Red Flag: Christin Stewart, Tigers.
Stewart can hit and has power, but the concern here lies almost entirely in his struggles defensively. This Phillies found that Rhys Hoskins' offensive value was diminished by the defensive struggles that came from moving him to left field. Stewart has a similar defensive profile in left field and may fit best as a designated hitter.
Breakout: Jhon Torres, Cardinals
The big Colombian drew rave reviews with both the Indians and Cardinals last year and is one of the biggest helium prospects in the game. He's still growing into his body at 6-foot-4, 199 pounds and has tremendous raw power. He also has the bat speed and feel for the barrel to hit for average, a cannon for an arm and surprising athleticism for his size, allowing him to stay light on his feet and move well in the outfield. All the tools are there for Torres to become an impact, middle-of-the-order mainstay, and he has the work ethic and makeup to get the most from his athletic gifts.

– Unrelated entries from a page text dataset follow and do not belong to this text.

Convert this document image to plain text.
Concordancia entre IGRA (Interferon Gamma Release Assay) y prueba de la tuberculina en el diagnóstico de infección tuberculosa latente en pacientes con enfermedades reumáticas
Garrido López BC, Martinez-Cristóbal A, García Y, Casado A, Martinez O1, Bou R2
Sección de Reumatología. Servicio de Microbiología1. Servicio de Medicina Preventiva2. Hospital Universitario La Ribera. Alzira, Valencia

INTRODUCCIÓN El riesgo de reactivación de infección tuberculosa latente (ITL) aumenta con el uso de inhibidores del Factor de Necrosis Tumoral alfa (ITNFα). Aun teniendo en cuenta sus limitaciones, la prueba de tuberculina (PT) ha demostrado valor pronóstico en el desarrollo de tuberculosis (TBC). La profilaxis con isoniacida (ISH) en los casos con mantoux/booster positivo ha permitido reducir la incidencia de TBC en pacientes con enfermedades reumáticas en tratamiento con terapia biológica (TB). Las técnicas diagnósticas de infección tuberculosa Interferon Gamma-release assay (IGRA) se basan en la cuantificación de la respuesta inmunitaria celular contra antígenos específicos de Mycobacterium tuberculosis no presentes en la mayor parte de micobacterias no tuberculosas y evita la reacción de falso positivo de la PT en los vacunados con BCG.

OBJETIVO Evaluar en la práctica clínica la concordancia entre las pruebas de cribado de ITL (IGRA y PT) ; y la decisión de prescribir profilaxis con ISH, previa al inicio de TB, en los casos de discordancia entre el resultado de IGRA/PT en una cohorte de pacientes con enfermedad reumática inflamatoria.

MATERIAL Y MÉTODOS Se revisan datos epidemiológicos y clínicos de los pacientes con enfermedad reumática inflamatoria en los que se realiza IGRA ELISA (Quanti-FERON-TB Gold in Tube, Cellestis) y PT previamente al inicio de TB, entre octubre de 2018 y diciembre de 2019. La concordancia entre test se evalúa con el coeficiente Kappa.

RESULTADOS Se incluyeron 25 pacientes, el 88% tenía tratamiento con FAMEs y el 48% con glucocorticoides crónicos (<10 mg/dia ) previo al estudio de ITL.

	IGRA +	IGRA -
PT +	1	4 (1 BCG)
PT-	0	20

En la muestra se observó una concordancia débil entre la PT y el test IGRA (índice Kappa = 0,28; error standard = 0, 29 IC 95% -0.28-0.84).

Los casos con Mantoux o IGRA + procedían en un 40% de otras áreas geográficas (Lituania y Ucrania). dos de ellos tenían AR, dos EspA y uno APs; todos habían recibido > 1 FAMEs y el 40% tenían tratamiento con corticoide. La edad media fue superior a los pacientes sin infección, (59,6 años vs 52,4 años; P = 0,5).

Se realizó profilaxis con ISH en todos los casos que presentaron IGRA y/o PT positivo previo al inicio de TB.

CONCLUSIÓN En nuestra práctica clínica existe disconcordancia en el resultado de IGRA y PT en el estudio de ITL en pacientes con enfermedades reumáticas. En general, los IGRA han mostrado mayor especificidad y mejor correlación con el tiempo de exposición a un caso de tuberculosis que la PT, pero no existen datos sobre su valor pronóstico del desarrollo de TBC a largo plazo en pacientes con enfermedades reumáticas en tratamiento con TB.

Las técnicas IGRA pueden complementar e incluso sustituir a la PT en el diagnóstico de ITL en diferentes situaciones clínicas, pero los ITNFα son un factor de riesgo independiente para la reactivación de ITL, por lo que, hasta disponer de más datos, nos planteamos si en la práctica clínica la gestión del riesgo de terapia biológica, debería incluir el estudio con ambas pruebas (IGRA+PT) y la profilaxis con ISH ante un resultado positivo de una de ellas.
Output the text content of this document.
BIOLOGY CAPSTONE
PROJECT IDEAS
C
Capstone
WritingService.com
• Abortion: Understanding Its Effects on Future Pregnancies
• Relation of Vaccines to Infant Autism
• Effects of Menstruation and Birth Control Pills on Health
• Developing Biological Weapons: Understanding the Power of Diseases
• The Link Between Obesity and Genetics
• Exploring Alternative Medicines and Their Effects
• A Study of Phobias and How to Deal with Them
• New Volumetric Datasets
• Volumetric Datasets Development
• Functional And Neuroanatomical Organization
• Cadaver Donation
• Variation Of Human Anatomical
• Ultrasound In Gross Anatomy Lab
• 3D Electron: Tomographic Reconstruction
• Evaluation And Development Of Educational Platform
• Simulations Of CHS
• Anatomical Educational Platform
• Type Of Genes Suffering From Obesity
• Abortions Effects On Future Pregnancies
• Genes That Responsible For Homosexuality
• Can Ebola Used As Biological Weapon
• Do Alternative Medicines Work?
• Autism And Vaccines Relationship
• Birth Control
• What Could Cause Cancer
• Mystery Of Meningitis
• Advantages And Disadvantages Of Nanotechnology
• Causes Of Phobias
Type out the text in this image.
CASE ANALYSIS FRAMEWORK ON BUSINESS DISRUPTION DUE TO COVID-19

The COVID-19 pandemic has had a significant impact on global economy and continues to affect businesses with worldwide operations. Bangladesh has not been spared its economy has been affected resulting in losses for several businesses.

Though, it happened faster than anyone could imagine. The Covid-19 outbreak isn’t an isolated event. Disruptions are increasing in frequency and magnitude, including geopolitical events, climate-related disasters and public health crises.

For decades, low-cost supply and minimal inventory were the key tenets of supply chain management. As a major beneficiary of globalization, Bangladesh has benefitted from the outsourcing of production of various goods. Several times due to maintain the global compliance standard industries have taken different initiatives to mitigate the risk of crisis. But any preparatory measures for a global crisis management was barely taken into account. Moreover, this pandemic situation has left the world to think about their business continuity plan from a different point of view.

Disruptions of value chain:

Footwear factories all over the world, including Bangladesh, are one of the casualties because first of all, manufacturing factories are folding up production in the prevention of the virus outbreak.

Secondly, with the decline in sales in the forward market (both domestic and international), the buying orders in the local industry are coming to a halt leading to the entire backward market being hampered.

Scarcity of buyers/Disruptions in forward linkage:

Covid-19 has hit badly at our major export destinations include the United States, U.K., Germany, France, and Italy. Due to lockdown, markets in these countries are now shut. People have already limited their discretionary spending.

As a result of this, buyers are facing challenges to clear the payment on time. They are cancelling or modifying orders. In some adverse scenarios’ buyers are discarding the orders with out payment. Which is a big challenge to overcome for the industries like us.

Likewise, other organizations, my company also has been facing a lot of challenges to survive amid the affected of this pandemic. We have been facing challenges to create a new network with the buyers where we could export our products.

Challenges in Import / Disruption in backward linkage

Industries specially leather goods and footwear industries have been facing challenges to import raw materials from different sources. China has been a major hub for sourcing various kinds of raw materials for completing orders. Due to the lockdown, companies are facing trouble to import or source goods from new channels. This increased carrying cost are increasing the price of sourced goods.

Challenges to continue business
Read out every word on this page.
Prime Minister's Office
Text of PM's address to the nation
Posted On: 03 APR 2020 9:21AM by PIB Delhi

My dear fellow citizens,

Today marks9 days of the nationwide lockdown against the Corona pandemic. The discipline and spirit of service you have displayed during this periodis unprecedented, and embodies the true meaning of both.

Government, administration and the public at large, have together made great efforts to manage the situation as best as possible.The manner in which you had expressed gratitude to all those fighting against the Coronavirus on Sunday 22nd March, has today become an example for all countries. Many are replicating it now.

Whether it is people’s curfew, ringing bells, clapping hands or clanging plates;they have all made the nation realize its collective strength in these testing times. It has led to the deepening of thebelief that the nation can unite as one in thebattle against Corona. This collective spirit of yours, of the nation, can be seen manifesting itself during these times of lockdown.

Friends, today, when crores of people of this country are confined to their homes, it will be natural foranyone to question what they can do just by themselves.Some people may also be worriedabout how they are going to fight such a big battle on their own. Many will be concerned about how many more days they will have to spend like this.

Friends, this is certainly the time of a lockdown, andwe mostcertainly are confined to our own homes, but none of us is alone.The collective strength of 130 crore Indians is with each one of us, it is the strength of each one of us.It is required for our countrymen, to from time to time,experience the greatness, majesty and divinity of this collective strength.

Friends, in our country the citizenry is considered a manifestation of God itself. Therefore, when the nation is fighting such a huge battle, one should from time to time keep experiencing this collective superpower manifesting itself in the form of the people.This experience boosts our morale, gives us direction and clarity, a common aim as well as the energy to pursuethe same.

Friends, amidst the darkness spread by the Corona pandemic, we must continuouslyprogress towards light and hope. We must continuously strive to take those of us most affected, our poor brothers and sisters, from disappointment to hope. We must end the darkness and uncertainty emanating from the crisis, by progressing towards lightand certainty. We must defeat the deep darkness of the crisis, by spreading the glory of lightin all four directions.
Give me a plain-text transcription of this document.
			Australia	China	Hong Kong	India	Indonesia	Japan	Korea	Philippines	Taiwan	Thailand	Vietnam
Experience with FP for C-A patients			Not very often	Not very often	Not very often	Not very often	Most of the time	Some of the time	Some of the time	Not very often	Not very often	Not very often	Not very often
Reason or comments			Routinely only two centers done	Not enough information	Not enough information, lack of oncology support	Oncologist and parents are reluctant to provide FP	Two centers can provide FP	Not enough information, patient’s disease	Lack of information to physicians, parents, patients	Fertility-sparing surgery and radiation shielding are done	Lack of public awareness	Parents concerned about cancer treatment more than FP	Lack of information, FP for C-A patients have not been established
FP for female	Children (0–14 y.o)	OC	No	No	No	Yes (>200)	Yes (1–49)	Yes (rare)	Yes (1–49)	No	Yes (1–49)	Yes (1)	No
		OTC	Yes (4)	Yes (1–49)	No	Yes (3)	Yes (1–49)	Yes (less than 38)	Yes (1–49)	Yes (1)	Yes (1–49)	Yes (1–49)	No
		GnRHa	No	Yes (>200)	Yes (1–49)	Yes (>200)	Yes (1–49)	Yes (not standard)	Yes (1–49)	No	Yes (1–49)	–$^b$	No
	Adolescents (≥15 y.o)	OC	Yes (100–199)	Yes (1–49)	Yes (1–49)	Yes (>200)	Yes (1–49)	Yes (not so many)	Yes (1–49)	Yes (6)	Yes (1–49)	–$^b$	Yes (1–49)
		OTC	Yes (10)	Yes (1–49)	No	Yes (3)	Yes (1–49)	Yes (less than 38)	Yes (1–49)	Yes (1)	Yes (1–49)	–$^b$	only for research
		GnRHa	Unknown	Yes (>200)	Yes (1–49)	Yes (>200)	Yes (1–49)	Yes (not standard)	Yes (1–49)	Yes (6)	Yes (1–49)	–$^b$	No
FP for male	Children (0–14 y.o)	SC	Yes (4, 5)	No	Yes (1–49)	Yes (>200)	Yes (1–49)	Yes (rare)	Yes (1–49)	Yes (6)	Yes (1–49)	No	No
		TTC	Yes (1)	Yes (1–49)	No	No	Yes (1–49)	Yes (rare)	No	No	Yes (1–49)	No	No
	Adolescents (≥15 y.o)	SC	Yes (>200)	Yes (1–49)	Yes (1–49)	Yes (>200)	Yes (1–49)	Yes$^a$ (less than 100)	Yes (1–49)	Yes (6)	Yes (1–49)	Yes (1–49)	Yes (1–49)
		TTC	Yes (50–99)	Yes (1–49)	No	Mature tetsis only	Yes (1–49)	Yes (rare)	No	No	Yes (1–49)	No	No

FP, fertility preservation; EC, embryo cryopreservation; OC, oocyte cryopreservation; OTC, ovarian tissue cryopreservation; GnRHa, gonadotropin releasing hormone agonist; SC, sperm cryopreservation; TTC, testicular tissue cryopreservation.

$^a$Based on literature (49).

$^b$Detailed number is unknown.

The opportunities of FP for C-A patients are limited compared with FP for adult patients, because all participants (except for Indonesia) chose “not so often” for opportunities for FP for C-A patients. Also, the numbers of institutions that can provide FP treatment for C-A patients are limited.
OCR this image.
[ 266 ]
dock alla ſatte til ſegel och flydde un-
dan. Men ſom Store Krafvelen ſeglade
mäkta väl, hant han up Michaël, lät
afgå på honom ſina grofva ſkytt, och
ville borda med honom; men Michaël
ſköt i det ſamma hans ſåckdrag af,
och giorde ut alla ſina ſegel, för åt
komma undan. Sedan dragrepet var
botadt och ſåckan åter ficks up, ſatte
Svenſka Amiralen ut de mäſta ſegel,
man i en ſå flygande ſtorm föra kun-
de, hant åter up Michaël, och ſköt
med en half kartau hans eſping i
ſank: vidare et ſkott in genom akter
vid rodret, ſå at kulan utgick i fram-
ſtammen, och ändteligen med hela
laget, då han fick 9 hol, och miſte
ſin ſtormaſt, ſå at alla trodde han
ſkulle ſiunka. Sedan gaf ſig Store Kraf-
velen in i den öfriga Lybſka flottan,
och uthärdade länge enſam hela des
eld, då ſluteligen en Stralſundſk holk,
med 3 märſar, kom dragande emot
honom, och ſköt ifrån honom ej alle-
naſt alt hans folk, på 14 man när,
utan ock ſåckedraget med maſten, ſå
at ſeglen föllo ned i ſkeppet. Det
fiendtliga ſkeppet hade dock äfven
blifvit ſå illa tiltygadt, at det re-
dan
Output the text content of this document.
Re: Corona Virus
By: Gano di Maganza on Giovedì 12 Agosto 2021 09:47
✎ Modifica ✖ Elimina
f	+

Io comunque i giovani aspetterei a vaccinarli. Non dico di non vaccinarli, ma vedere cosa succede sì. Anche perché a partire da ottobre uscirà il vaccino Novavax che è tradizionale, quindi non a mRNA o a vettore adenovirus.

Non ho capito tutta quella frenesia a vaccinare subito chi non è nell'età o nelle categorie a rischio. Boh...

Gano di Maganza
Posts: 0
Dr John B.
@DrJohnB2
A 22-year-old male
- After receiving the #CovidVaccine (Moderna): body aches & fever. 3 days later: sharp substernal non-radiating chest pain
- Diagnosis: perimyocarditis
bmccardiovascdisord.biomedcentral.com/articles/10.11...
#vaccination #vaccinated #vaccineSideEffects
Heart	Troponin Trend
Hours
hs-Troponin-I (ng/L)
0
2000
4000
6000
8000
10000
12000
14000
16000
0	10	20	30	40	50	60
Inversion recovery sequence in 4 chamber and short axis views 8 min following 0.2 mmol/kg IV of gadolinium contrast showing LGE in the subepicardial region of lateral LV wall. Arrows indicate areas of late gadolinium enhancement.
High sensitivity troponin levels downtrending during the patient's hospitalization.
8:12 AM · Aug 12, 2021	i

Red Flag: Micker Adolfo, White Sox
It's easy to get excited about Adolfo's big power and big arm, but the amount of swing-and-miss in his game does not portend future success. He struck out 32 percent of the time in low Class A in 2017 and 27 percent of the time in high Class A in 2018, and the pitching is only going to get better the higher he climbs. Add in a Tommy John surgery that makes it unclear if his arm strength is ever going to come back, and there's a lot to be concerned about in Adolfo's game.